Passion for Recruiting

Wednesday, October 29th, 2008

On separate occasions last week I had the wonderful opportunity to meet two “seasoned” recruiters (Frank and Terry). Each of these gentlemen probably had 15+ years of experience in recruiting and both of them had previous third party and corporate recruitment experience.

In both meetings, it was awesome to see they still had a burning passion for recruiting after all these years.

OK – if I questioned both Frank and Terry, I’m sure they would admit to having many frustrating days (like we all do), but as our conversation(s) progressed, it’s clear; they both still get excited about:

  • Filling a difficult search
  • Getting a hiring manager to change their point of view (for the good)
  • Receiving a call from a new employee thanking them for engaging and securing a new career opportunity that positively “changed their life”

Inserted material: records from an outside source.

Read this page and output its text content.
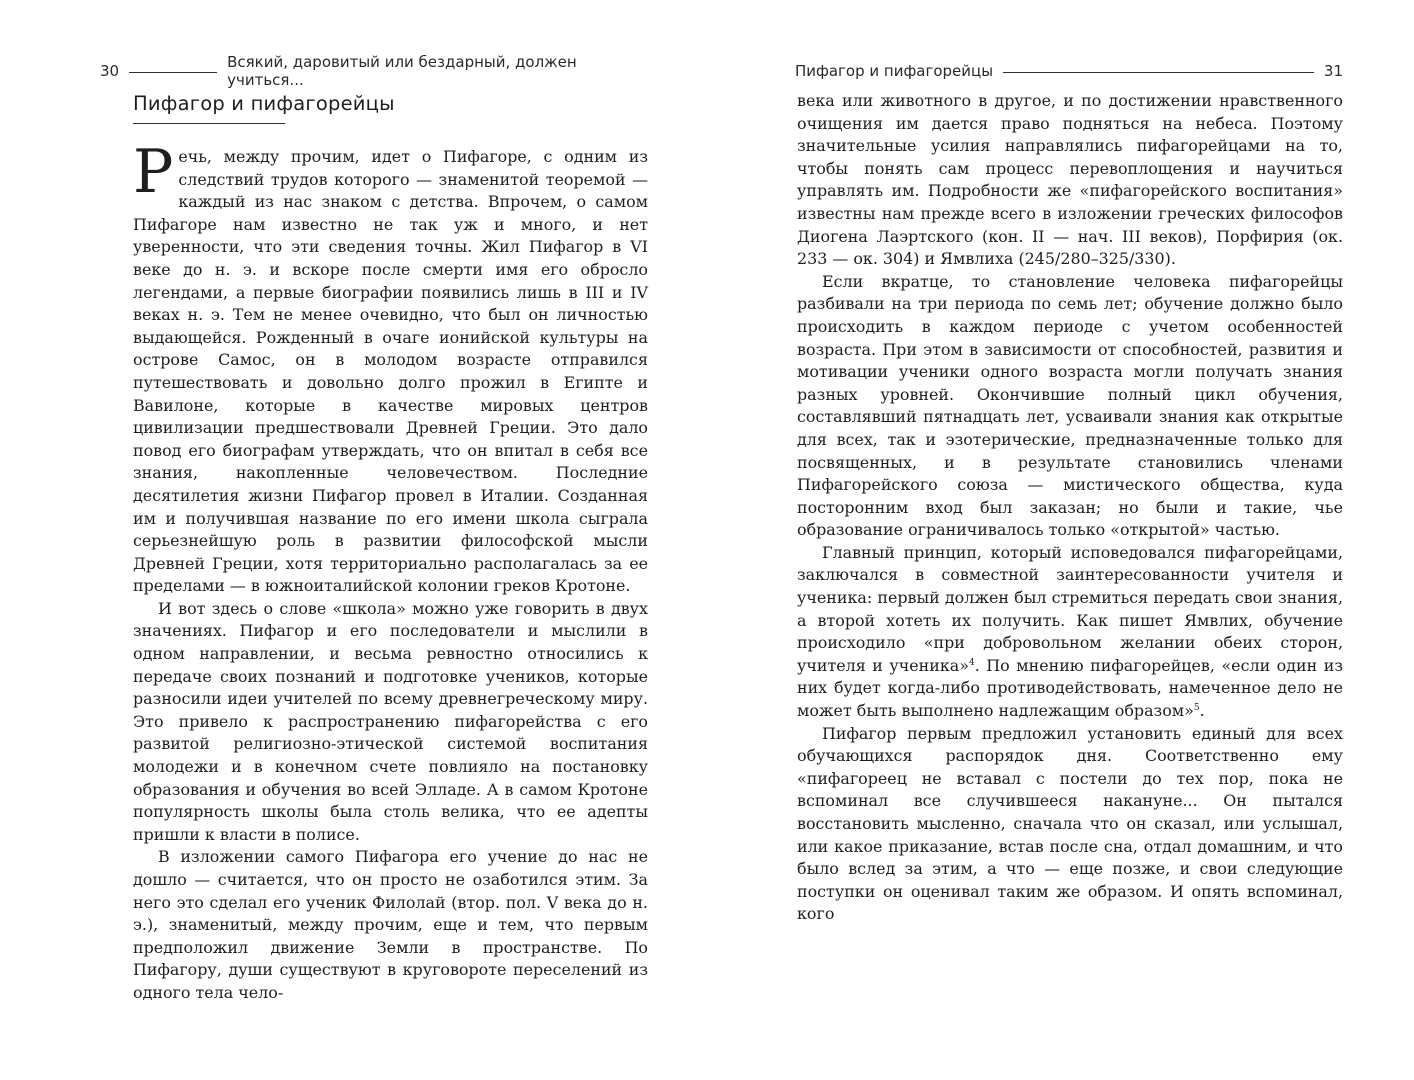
30	Всякий, даровитый или бездарный, должен учиться...
Пифагор и пифагорейцы

Речь, между прочим, идет о Пифагоре, с одним из следствий трудов которого — знаменитой теоремой — каждый из нас знаком с детства. Впрочем, о самом Пифагоре нам известно не так уж и много, и нет уверенности, что эти сведения точны. Жил Пифагор в VI веке до н. э. и вскоре после смерти имя его обросло легендами, а первые биографии появились лишь в III и IV веках н. э. Тем не менее очевидно, что был он личностью выдающейся. Рожденный в очаге ионийской культуры на острове Самос, он в молодом возрасте отправился путешествовать и довольно долго прожил в Египте и Вавилоне, которые в качестве мировых центров цивилизации предшествовали Древней Греции. Это дало повод его биографам утверждать, что он впитал в себя все знания, накопленные человечеством. Последние десятилетия жизни Пифагор провел в Италии. Созданная им и получившая название по его имени школа сыграла серьезнейшую роль в развитии философской мысли Древней Греции, хотя территориально располагалась за ее пределами — в южноиталийской колонии греков Кротоне.

И вот здесь о слове «школа» можно уже говорить в двух значениях. Пифагор и его последователи и мыслили в одном направлении, и весьма ревностно относились к передаче своих познаний и подготовке учеников, которые разносили идеи учителей по всему древнегреческому миру. Это привело к распространению пифагорейства с его развитой религиозно-этической системой воспитания молодежи и в конечном счете повлияло на постановку образования и обучения во всей Элладе. А в самом Кротоне популярность школы была столь велика, что ее адепты пришли к власти в полисе.

В изложении самого Пифагора его учение до нас не дошло — считается, что он просто не озаботился этим. За него это сделал его ученик Филолай (втор. пол. V века до н. э.), знаменитый, между прочим, еще и тем, что первым предположил движение Земли в пространстве. По Пифагору, души существуют в круговороте переселений из одного тела чело-

Пифагор и пифагорейцы	31

века или животного в другое, и по достижении нравственного очищения им дается право подняться на небеса. Поэтому значительные усилия направлялись пифагорейцами на то, чтобы понять сам процесс перевоплощения и научиться управлять им. Подробности же «пифагорейского воспитания» известны нам прежде всего в изложении греческих философов Диогена Лаэртского (кон. II — нач. III веков), Порфирия (ок. 233 — ок. 304) и Ямвлиха (245/280–325/330).

Если вкратце, то становление человека пифагорейцы разбивали на три периода по семь лет; обучение должно было происходить в каждом периоде с учетом особенностей возраста. При этом в зависимости от способностей, развития и мотивации ученики одного возраста могли получать знания разных уровней. Окончившие полный цикл обучения, составлявший пятнадцать лет, усваивали знания как открытые для всех, так и эзотерические, предназначенные только для посвященных, и в результате становились членами Пифагорейского союза — мистического общества, куда посторонним вход был заказан; но были и такие, чье образование ограничивалось только «открытой» частью.

Главный принцип, который исповедовался пифагорейцами, заключался в совместной заинтересованности учителя и ученика: первый должен был стремиться передать свои знания, а второй хотеть их получить. Как пишет Ямвлих, обучение происходило «при добровольном желании обеих сторон, учителя и ученика»$^4$. По мнению пифагорейцев, «если один из них будет когда-либо противодействовать, намеченное дело не может быть выполнено надлежащим образом»$^5$.

Пифагор первым предложил установить единый для всех обучающихся распорядок дня. Соответственно ему «пифагореец не вставал с постели до тех пор, пока не вспоминал все случившееся накануне... Он пытался восстановить мысленно, сначала что он сказал, или услышал, или какое приказание, встав после сна, отдал домашним, и что было вслед за этим, а что — еще позже, и свои следующие поступки он оценивал таким же образом. И опять вспоминал, кого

My conversation with Frank was a discussion around a position he had just filled! Frank’s eyes lit up as he discussed the difficulties, challenges and success with a search for a hiring manager he had never worked with. Frank shared that when developing the sourcing strategy for this search, the hiring manager was adamant that Frank would never be able to recruit a candidate from a certain ‘sector’ of the market. As the hiring manager stated – “those folks would never leave their cushy, high paying jobs.”

Frank being a confident and experienced recruiter was now excited and on a mission! He told me how he had identified all the folks the hiring manager said were “untouchable.” He then discussed how he prepared for each and every call to the potential candidates, making sure he was prepared to sell and overcome any objection. He studied the candidate’s company, what his (Frank’s) company could offer, etc. and crafted a compelling message. When he made the calls, he was not only persistent but inspiring as well. Sure enough, he engaged a person at the right time and . . . the rest is history. A successful hire and satisfied hiring manager amazed at his ability to recruit talent within the market place.

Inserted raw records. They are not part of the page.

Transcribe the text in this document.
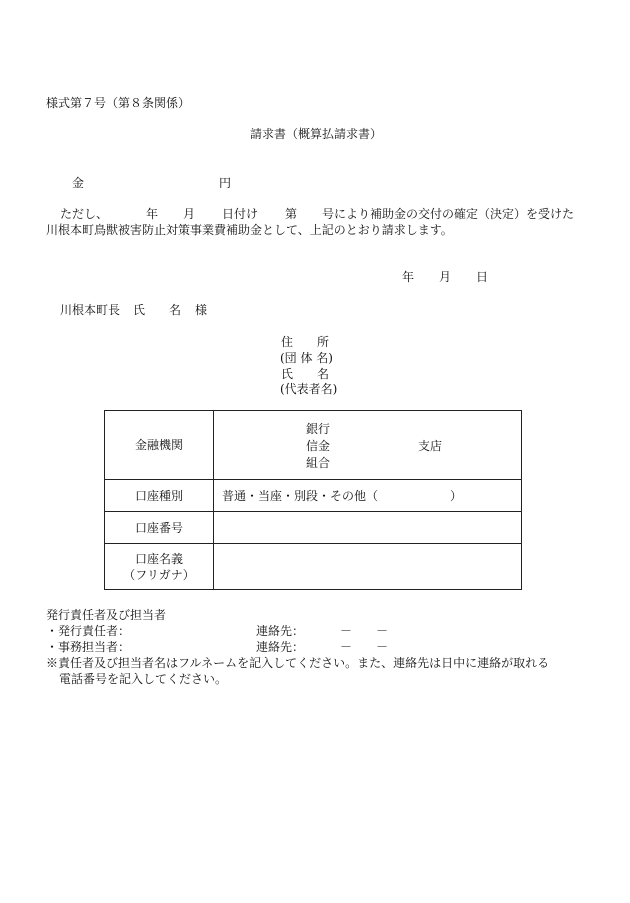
様式第７号（第８条関係）
請求書（概算払請求書）
金	円
ただし、	年 月 日付け 第 号により補助金の交付の確定（決定）を受けた
川根本町鳥獣被害防止対策事業費補助金として、上記のとおり請求します。
年 月 日
川根本町長 氏 名 様
住 所
(団 体 名)
氏 名
(代表者名)
金融機関	銀行
信金
組合
支店

口座種別	普通・当座・別段・その他（　　　　　　）
口座番号	

口座名義
（フリガナ）	

発行責任者及び担当者
・発行責任者：	連絡先：	－ －
・事務担当者：	連絡先：	－ －
※責任者及び担当者名はフルネームを記入してください。また、連絡先は日中に連絡が取れる
電話番号を記入してください。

In my conversation with Terry, I asked the simple question – “how was your year going?” It was as if I had just asked him – “what do you want for X-mas!” In meticulous detail, Terry also “lit up” as he talked about the talent he had brought over to his organization this year. You could tell how proud he was of his ability to find, recruit and hire some of the top professionals within the industry.

These days, (many times) I meet with/talk to recruiters who “complain” that:

  • Hiring managers are difficult
  • Positions are too tough to fill
  • They have too many “req’s” on their ‘plate’

In both my conversations last week, it was clear that both Frank and Terry took pride (and received great satisfaction) in their jobs, and were passionate about getting the job done regardless of the challenging circumstances they faced!

It was inspiring speaking to both of them and they provided me with some renewed enthusiasm!

I hope you have a productive, passionate week!

A Good Friday

Wednesday, October 22nd, 2008

Last Friday as I planned my day (actually, Thursday night), I wanted to get in and reach out to those people I have either been playing phone tag with, and/or needed to contact. Since Friday’s are always a great day to connect with folks (winding down for the week/at their desk more often), I figured I would do the following:

  • Script out my first 20 calls. Have their names/numbers on a print out right in front of me for the moment I walk in and get going.
  • Since many folks arrive to work at 7/7:30 in preparation for 8/8:30 meetings, I figured I would come in and immediately launch into my calls at 7:30 sharp; not check emails, and already have my coffee, etc.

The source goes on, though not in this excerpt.